R. Kelly is one of the most successful R&B singers of all time, his hits, ranging from Ignition to I Believe I Can Fly, providing the soundtrack to many momentous life events and prized memories. But his apparently unstoppable career has been increasingly plagued by accusations of sexual misconduct with minors and other unsavoury acts. While he has continued unscathed throughout these allegations, Surviving R. Kelly provides unavoidable accounts from a host of women who emerge from the shadows – a platform for voices that cannot be ignored any longer.
If you have been affected by any of the issues raised in this review or Surviving R. Kelly, or if you need assistance or support, you can visit The Survivor’s Trust, or National Domestic Violence Helpline.
The six-part series proved a sensation when it aired in the USA last month on Lifetime, as over 50 interviews piece together a portrait of a man whose alleged abuse of underage girls is enough to make any viewer, fan of his music or not, bristle with rage.
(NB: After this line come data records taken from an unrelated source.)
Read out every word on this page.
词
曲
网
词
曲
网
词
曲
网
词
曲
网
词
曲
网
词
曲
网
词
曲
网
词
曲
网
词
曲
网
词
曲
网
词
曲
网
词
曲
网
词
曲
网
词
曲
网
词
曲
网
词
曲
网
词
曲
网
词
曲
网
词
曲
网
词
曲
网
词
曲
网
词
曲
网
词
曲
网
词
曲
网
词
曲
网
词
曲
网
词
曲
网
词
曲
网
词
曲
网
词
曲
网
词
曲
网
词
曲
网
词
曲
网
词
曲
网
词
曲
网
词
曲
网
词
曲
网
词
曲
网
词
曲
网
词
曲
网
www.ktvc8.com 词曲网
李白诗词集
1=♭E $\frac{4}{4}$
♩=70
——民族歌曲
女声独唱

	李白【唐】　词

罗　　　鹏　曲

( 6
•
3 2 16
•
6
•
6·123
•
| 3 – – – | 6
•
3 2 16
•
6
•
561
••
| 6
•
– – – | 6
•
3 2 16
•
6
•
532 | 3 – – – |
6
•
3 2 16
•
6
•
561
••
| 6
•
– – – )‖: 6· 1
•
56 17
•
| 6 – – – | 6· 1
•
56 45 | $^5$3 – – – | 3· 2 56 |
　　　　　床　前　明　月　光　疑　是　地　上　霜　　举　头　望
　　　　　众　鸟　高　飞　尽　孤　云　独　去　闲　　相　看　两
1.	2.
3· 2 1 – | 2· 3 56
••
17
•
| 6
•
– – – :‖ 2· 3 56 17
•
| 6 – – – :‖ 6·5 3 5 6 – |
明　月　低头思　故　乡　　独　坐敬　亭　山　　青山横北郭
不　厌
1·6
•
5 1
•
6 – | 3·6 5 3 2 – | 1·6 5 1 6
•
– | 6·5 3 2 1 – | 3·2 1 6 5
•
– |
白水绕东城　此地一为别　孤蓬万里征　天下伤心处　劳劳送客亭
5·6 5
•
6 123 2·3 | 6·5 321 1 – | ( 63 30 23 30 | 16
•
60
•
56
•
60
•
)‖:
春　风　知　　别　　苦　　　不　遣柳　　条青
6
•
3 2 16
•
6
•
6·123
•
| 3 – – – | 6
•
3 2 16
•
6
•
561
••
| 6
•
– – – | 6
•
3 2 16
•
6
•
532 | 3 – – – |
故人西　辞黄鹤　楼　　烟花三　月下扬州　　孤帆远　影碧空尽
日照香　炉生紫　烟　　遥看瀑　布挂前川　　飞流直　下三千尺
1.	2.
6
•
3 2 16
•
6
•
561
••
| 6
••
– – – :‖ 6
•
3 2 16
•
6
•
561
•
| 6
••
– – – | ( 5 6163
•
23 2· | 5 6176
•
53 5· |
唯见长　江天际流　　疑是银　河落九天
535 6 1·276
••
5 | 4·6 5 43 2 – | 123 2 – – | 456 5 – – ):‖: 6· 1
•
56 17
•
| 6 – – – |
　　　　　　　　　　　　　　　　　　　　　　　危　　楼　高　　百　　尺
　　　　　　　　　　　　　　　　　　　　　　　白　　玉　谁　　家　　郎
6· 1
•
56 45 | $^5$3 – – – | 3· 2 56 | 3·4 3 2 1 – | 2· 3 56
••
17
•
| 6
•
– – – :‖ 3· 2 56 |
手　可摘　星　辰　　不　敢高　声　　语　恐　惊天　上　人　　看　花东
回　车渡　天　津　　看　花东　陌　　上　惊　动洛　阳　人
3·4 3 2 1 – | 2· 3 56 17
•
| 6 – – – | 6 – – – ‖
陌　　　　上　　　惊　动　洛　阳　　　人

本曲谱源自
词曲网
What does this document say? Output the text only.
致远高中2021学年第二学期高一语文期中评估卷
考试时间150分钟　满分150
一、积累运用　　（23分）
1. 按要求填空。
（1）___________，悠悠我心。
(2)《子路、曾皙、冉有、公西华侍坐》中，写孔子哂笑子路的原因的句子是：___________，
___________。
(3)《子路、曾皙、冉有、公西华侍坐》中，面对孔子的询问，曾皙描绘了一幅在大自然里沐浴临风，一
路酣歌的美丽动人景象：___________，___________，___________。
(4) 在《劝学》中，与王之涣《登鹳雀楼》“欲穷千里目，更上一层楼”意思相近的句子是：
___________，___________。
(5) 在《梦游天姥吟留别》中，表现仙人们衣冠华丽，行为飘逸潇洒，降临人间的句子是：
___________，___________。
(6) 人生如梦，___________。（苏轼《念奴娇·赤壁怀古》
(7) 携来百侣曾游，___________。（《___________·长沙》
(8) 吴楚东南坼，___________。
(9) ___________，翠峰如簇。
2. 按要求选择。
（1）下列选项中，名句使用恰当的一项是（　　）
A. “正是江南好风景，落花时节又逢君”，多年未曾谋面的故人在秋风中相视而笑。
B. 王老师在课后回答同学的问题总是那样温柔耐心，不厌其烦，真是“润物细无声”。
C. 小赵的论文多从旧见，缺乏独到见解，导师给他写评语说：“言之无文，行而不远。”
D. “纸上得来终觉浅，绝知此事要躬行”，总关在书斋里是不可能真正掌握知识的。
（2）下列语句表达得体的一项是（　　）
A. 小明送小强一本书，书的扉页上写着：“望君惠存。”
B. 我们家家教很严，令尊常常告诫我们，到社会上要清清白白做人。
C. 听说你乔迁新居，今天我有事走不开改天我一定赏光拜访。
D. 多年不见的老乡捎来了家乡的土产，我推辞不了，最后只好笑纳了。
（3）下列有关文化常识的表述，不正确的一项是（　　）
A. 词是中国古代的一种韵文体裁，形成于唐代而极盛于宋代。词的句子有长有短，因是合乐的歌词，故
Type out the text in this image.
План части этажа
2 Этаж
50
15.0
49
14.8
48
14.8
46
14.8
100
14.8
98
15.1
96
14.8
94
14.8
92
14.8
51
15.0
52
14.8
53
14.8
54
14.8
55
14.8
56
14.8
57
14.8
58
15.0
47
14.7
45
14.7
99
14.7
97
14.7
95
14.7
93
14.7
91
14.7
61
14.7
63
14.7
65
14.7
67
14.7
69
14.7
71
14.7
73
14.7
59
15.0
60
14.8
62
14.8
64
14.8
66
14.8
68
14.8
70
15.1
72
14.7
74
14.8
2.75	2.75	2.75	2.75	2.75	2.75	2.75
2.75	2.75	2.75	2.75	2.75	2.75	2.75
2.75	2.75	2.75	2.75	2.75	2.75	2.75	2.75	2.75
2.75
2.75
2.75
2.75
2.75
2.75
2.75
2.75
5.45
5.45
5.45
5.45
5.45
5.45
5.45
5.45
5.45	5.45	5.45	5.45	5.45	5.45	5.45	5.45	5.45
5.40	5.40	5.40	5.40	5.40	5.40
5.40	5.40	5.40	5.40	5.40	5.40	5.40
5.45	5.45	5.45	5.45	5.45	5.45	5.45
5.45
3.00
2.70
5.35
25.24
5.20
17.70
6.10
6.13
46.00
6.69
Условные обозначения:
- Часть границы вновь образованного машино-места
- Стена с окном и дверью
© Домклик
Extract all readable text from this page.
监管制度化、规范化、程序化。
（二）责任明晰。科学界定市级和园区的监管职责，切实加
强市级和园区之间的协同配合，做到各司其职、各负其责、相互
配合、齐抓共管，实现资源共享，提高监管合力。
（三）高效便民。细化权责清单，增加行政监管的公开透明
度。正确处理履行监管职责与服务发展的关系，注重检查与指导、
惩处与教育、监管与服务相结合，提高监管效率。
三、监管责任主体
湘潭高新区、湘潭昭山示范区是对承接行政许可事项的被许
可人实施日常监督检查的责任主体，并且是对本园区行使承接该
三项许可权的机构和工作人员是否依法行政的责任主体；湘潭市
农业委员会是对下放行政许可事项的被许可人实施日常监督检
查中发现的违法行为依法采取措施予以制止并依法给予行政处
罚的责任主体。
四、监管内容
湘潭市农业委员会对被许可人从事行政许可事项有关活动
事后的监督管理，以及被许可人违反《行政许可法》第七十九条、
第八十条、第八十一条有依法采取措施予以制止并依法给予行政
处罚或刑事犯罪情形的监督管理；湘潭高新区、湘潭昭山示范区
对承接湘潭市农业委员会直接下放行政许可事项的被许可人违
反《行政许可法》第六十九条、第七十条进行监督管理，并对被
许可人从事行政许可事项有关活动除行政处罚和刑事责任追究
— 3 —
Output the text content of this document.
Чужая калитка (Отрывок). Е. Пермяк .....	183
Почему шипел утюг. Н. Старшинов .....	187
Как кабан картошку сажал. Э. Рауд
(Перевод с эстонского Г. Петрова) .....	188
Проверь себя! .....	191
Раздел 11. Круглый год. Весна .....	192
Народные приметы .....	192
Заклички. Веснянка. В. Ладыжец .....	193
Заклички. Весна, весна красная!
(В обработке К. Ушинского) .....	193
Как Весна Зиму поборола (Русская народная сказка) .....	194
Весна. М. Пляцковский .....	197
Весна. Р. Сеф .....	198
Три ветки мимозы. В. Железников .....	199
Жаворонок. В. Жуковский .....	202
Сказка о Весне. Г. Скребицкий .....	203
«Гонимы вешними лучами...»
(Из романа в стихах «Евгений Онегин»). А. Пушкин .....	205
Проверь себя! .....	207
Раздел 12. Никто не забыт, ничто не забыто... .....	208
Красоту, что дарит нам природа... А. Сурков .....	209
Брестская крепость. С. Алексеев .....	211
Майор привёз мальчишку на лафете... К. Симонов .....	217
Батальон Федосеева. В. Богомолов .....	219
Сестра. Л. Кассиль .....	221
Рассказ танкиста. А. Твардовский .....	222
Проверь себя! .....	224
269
Yet the show succeeds, judging by its gripping opening episode, because it maintains its composure at all times; even as the most disturbing events are recounted and remembered, the series remains calm and collected, only ever providing a space for these poised participants to speak.
They do so directly to camera, like a court deposition, and the effect is highly damning, made even more so by the judiciously edited footage of Kelly’s often raunchy music videos or other clips sourced from Facebook live-streams and other places.
Crucially, members of Kelly’s inner circle also play their part; as well as ex-wife Andrea Kelly and ex-girlfriend Kitti Jones, his brothers, Carey and Bruce Kelly, make appearances. They give us a surprising insight into Kelly’s childhood as a shy kid, who spent his days indoors with his keyboard, before he appeared on talent show Big Break in 1989 and his career took off. But they also talk about abuse within the Kelly household, and the presence of Kelly family members early on in the programme adds weight to every new witness who joins them on screen.
Jovante Cunningham, a former backup singer, also talks of his much rumoured secret marriage to 15-year-old Aaliyah, as we simultaneously watch the media dance around the topic of his partner’s age in awkwardly polite interviews – an unsettling display of the power fame can bring. Surviving R. Kelly takes that spotlight and shines it on those who deserve the chance to control the flow of conversation for the first time. And with five more episodes to go, these survivors are only just getting started.
Surviving R. Kelly is available on Netflix UK, as part of an £8.99 monthly subscription.